O mais curioso, ou nem tanto, é que as posições não mais se distinguem. Empresários notoriamente conservadores, por exemplo, que jamais tiveram — ou teriam, em condições normais de temperatura e pressão — simpatia pelas esquerdas se tornaram notáveis parceiros do PT. Alguns atuam como seus serviçais, embora todos saibam que não existe parceria gratuita nessa área. O que são o mensalão e o petrolão senão a combinação perversa das piores práticas do setor privado com as mais asquerosas pilantragens do setor público?
Atenção! Embora a ladroagem que se constata tenha se imbricado com o financiamento de campanha, é evidente que existiria sem ele. Essa é apenas uma das áreas que foram capturadas pela bandidagem. Atribuir as falcatruas à lei que permite o financiamento de campanhas eleitorais por empresas corresponde a falsear a realidade, a mentir. Tal afirmação desafia os autos do mensalão e do petrolão. Tal tese, não custa lembrar, foi sacada da algibeira por Arnaldo Malheiros, advogado de Delúbio Soares.
Hoje, meus caros, um verdadeiro pânico toma boa parte dos grandes empresários brasileiros. Eles temem que as empresas sejam proibidas de fazer doações legais a campanhas eleitorais, como quer a Ordem dos Advogados do Brasil, o que empurraria o financiamento das eleições para a clandestinidade. Conhecendo como conhecem os bastidores da política, estão certos de que, aí sim, passarão a ser alvos de chantagem. Dado o tamanho do estado brasileiro, o sistema político terá como criar dificuldades para vender facilidades.

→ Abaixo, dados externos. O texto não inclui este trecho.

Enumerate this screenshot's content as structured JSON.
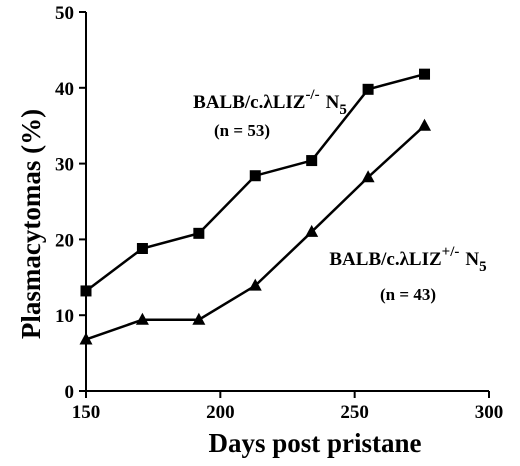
{
  "chart_data": {
    "type": "line",
    "xlabel": "Days post pristane",
    "ylabel": "Plasmacytomas (%)",
    "xlim": [
      150,
      300
    ],
    "ylim": [
      0,
      50
    ],
    "x_ticks": [
      150,
      200,
      250,
      300
    ],
    "y_ticks": [
      0,
      10,
      20,
      30,
      40,
      50
    ],
    "grid": false,
    "series": [
      {
        "marker": "square",
        "color": "#000000",
        "x": [
          150,
          171,
          192,
          213,
          234,
          255,
          276
        ],
        "y": [
          13.2,
          18.8,
          20.8,
          28.4,
          30.4,
          39.8,
          41.8
        ]
      },
      {
        "marker": "triangle",
        "color": "#000000",
        "x": [
          150,
          171,
          192,
          213,
          234,
          255,
          276
        ],
        "y": [
          6.8,
          9.4,
          9.4,
          13.9,
          21.0,
          28.2,
          35.0
        ]
      }
    ],
    "annotations": [
      {
        "strain": "BALB/c.λLIZ",
        "genotype": "-/-",
        "gen": "N",
        "gen_sub": "5",
        "count": "(n = 53)"
      },
      {
        "strain": "BALB/c.λLIZ",
        "genotype": "+/-",
        "gen": "N",
        "gen_sub": "5",
        "count": "(n = 43)"
      }
    ]
  }
}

Muito bem! Essa questão está em debate no Supremo. A OAB apelou a uma Ação Direta de Inconstitucionalidade para declarar ilegal a doação de empresas. O ministro Gilmar Mendes pediu vista, e a questão, por ora, está congelada. Na quinta passada, ele concedeu uma palestra no Instituo Legislativo Brasileiro. E disse mais do que o óbvio: cabe ao Congresso, não ao Supremo, definir a forma de financiamento. Sugeriu que o Poder Judiciário calce as sandálias da humildade para reconhecer a competência específica do Legislativo.
Considerou ainda: “Não podemos falar em financiamento público ou privado sem saber qual é o modelo eleitoral, se vai ser modelo majoritário, proporcional, em lista. Isso não é competência do Supremo, é do Congresso”. Na mosca! Como é que se vai definir o financiamento de um sistema que se ignora?
O ministro fez outra advertência: proibir o financiamento de empresas e permitir o de pessoas físicas corresponde a encomendar um “verdadeiro laranjal”. Muitos não entenderam a metáfora. Explica-se: uma das teses influentes é estabelecer um valor máximo para a doação de indivíduos, o que a todos igualaria. Bem, há duas piadas macabras aí:
a: essa lei, então, igualaria bilionários e miseráveis; vai ver é essa a tão sonhada justiça social das esquerdas;
b: milhões de pobres acabariam cedendo seu CPF para lavar doações previamente captadas pelos partidos. É esse o laranjal a que Mendes se refere.
Adicionalmente, é claro que o sistema teria de recorrer ao financiamento público de campanha, o que oneraria ainda mais o Tesouro. Não! A roubalheira que há no Brasil sequestrou também o financiamento de campanha, mas não existe por causa dele. Seria o mesmo que sugerir que as ditaduras estão livres da corrupção. Estão?
Essa conversa do financiamento de campanha só se tornou influente porque o petismo e suas franjas — onde se encontra, infelizmente, a OAB — tentam convencer que o partido não é culpado pelas falcatruas que praticou.. Seria tudo culpa do sistema.
Uma ova!
Por Reinaldo Azevedo(Veja)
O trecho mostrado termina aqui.